Cryptocurrency has taken the world by storm. What was once touted as an inevitable disaster by some has since become the main topic of discussion from the general population, mainstream media, investors, and even billionaires.
The crypto market is currently so volatile that merely tweeting about a specific crypto from an influential power, such as the Tesla CEO, Elon Musk, has the power to make the previously falling crypto skyrocket in price and make multiple headlines. Yet even these fluctuations haven't prevented the digital currency from reaching new highs and remaining a headlining topic all across the globe.
That said, the fascinating nature of crypto and its notorious volatility isn't the only reason it has made headlines worldwide. More recently, the environmental impacts of this currency have come under scrutiny as more and more individuals are pushing for an increase in sustainable awareness.
This change in consumer demand has been so significant that crypto miners have begun frantically trying to lower their environmental footprint by adopting the method known as “stranded power.” Stranded power utilizes abandoned warehouses or power plants to gain access to dormant energy that can effectively cut out the middleman, and thus, lower the environmental footprint.
Intense Energy Consumption
In simple terms, cryptocurrency is an online version of arcade tokens. Companies around the globe can issue their form of currency that can then be bought by consumers with real money and eventually transferred for goods and services. This process is tracked by what is known as a blockchain - a technological ledger.
Crypto miners add to this ledger by utilizing complex computing systems to circulate new cryptocurrencies. This newly mined crypto is then sold to the public and therefore added to the supply chain - resulting in a generous monetary reward for the miners.
Though not all cryptocurrencies use mining, when the process is used, a large amount of energy is needed to power the computers, resulting in a relatively high environmental footprint. It is estimated that the environmental cost of Bitcoin alone accounts for .40% of the world’s total energy consumption, equivalent to the energy consumption of the entire country of Denmark. Further, the power used for only one Bitcoin transaction is enough energy to power a US home for an entire month.
Understandably, many individuals are concerned about this information as the popularity of crypto has increased substantially within the past decade, with many investors even keying it as the currency of the future. This has resulted in a growing push from some activists who advocate for lowering crypto’s environmental footprint or removing the digital currency altogether.
As per the general process of supply and demand, if a large enough group of people demand something, businesses usually work to meet that demand. With crypto, we are seeing a surge in miners actively working to decrease their footprint. One example of this comes from the mining company, Core Scientific, which has currently set up shop in an old Levi Denim factory to take advantage of the nearby hydroelectric dam to lower their energy consumption.

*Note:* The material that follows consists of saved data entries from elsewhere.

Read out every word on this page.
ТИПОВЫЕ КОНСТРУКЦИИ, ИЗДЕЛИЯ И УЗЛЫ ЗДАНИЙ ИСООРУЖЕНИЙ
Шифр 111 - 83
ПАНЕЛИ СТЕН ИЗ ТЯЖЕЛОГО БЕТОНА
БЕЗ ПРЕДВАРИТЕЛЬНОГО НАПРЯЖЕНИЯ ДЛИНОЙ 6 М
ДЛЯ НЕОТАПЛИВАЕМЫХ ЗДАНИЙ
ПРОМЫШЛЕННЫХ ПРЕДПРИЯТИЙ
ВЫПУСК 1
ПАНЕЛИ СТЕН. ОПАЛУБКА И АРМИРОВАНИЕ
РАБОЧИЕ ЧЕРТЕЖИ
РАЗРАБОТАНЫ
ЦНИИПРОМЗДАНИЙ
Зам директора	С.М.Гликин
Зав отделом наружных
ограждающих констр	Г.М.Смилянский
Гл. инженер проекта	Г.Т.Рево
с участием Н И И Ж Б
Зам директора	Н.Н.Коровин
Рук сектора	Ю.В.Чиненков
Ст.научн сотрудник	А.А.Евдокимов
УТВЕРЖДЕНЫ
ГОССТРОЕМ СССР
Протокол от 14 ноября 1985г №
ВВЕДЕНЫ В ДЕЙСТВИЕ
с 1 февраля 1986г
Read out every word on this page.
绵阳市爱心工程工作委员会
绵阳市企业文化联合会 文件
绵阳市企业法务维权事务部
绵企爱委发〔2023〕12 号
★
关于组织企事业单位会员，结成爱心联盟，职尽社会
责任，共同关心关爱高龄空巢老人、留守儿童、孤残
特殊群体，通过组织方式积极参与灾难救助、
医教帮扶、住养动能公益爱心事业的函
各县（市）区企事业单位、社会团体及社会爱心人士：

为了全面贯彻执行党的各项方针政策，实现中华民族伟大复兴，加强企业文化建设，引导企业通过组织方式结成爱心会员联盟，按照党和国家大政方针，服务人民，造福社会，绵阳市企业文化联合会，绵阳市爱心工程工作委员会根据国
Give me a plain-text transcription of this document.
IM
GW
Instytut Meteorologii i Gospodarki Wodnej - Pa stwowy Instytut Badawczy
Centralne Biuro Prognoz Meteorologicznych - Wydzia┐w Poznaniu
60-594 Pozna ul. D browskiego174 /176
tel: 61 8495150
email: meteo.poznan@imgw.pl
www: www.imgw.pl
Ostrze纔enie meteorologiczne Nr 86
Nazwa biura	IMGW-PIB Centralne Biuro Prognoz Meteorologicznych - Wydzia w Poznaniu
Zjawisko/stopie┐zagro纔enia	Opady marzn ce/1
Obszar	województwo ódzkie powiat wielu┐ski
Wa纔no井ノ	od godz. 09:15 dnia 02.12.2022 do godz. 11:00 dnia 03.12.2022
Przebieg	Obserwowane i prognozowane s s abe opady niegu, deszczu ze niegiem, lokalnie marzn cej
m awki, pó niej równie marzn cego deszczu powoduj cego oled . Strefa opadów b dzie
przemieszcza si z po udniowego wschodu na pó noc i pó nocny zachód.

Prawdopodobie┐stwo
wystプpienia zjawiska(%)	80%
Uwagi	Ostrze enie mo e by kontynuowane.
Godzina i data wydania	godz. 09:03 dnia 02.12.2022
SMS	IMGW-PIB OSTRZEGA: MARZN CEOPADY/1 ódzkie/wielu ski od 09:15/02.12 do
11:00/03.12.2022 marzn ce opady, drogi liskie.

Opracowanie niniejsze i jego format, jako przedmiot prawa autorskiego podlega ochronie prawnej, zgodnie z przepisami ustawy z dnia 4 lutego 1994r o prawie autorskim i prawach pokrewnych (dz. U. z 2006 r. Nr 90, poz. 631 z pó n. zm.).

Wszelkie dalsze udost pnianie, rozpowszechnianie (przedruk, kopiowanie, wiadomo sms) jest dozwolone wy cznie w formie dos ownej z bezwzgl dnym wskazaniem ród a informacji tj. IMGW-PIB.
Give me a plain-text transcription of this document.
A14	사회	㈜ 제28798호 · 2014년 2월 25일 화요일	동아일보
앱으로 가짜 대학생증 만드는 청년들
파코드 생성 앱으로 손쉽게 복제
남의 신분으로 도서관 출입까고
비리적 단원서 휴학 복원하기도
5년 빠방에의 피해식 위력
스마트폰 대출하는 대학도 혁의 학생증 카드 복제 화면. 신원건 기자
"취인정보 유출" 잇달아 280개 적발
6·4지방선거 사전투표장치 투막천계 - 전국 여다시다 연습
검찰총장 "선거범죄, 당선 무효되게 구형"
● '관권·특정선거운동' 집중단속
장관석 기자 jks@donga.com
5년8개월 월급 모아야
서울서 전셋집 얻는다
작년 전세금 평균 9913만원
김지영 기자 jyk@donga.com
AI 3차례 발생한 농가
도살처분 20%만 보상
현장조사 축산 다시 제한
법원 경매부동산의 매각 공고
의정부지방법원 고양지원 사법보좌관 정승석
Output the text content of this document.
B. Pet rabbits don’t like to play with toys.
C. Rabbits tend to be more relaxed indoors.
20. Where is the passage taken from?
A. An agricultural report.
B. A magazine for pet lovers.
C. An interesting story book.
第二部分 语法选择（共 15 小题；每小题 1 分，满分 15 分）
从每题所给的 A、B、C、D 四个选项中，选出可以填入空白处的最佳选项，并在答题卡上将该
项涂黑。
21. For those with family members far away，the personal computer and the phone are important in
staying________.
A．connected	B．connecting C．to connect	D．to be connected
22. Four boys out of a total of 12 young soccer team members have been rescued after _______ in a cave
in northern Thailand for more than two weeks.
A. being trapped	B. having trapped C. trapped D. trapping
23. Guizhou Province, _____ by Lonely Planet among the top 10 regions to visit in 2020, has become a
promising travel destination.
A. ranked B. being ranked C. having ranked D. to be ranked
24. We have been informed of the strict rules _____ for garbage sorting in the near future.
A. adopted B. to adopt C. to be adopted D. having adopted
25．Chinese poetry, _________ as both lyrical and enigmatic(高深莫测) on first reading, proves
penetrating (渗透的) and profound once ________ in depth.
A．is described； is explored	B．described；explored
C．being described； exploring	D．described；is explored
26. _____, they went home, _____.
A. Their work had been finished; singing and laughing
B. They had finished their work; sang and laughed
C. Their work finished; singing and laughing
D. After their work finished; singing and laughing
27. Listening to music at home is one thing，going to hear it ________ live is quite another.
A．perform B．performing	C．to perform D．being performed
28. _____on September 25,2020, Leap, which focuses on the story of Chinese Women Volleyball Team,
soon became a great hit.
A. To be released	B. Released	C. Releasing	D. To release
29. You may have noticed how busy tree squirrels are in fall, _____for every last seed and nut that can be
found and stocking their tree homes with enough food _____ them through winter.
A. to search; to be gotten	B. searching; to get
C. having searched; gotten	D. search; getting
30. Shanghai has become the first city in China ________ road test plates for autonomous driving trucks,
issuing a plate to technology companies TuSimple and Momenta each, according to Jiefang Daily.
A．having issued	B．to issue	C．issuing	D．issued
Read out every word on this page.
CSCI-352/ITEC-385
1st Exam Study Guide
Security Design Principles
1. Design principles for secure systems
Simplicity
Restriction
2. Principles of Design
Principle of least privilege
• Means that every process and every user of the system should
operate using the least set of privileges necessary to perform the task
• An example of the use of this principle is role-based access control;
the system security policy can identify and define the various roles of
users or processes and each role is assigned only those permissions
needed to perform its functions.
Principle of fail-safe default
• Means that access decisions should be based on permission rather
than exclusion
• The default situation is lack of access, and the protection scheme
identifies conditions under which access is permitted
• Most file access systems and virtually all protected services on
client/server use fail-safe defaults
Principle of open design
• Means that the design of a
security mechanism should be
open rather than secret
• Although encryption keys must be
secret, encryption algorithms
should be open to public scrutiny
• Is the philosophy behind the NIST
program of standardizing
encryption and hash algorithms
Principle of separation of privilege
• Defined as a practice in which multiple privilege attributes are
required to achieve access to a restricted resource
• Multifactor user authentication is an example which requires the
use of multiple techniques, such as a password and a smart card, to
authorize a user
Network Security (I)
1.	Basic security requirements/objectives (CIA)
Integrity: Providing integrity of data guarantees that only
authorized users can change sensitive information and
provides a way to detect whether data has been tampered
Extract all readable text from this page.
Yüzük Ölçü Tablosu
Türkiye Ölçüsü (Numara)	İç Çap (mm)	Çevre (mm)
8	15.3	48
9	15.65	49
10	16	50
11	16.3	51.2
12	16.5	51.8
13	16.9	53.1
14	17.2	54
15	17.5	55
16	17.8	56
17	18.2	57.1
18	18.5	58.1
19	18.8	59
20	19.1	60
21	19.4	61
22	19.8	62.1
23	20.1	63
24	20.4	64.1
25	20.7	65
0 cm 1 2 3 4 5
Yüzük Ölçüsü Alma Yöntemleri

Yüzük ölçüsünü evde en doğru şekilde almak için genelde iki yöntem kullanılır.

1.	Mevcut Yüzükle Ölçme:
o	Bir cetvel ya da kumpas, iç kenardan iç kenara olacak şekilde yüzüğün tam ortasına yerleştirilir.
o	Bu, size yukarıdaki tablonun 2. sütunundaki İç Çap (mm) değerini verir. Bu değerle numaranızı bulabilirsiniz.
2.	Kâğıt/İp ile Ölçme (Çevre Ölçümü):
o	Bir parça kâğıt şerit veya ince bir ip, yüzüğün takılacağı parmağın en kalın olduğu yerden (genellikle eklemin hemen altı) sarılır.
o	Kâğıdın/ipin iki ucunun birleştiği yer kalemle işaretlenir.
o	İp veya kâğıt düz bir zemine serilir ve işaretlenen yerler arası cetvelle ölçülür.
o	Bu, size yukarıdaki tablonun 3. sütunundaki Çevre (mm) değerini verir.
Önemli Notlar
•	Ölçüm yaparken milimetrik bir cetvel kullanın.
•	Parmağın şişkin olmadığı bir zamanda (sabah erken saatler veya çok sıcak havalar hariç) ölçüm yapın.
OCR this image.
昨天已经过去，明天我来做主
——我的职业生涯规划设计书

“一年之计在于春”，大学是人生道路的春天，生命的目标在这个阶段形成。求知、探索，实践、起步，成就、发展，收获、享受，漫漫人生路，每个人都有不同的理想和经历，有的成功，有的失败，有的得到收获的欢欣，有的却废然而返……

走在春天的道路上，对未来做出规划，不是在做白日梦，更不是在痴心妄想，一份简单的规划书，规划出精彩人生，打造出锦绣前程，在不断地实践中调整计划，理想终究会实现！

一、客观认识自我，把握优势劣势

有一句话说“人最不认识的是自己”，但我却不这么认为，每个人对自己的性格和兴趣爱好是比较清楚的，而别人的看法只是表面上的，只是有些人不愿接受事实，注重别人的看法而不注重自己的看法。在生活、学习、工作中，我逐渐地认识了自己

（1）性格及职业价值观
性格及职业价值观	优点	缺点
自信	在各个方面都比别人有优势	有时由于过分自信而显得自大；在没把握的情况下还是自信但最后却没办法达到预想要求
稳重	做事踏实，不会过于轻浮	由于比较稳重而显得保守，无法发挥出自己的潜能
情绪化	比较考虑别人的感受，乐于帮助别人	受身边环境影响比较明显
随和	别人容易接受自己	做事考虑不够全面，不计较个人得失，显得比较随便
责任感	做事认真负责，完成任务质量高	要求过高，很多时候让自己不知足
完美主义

In theory, initiatives such as this could substantially lower cryptocurrency's environmental footprint if done correctly and efficiently. That said, many are still apprehensive about this newer type of currency as a whole, questioning if it is even worth the environmental damage at a time when concern for the planet is ever-growing.
The Future of Crypto
To better understand the true environmental impact of cryptocurrency, one would need to consider each of the many varying factors to determine if the outcome is a net negative or a net positive to the planet. Though crypto-mining is incredibly energy-intensive, taking steps such as the aforementioned can lead to a lower environmental footprint in the future.
Further, this growing consumer concern will lead to even more scientists and engineers working to minimize the currency's overall impact, perhaps by the eventual transition to alternative energy for farming. The full-on embrace of cryptocurrency could even lead to the decline of centralized banks and financial institutions which would, depending on the environmental footprint of centralized banks, actually be more sustainable.
The future of cryptocurrencies is strong and ever-growing, with likely only a slim chance of going completely out of business. Whether or not crypto will ever be 100% sustainable is a question that cannot be answered, as the scientific world is constantly changing and therefore uncovering new and more efficient alternatives.
In the future, we might just witness the discovery of an optimal energy source that can power crypto mining without releasing any emissions, effectively making the currency carbon neutral. Until then, all we can do is continue demanding sustainable alternatives and holding miners and other large emitters accountable for their environmental footprint. One thing is for sure, though, in a world that seems to be embracing this new currency, the miner's shift toward utilizing stranded power is certainly a step in the right direction.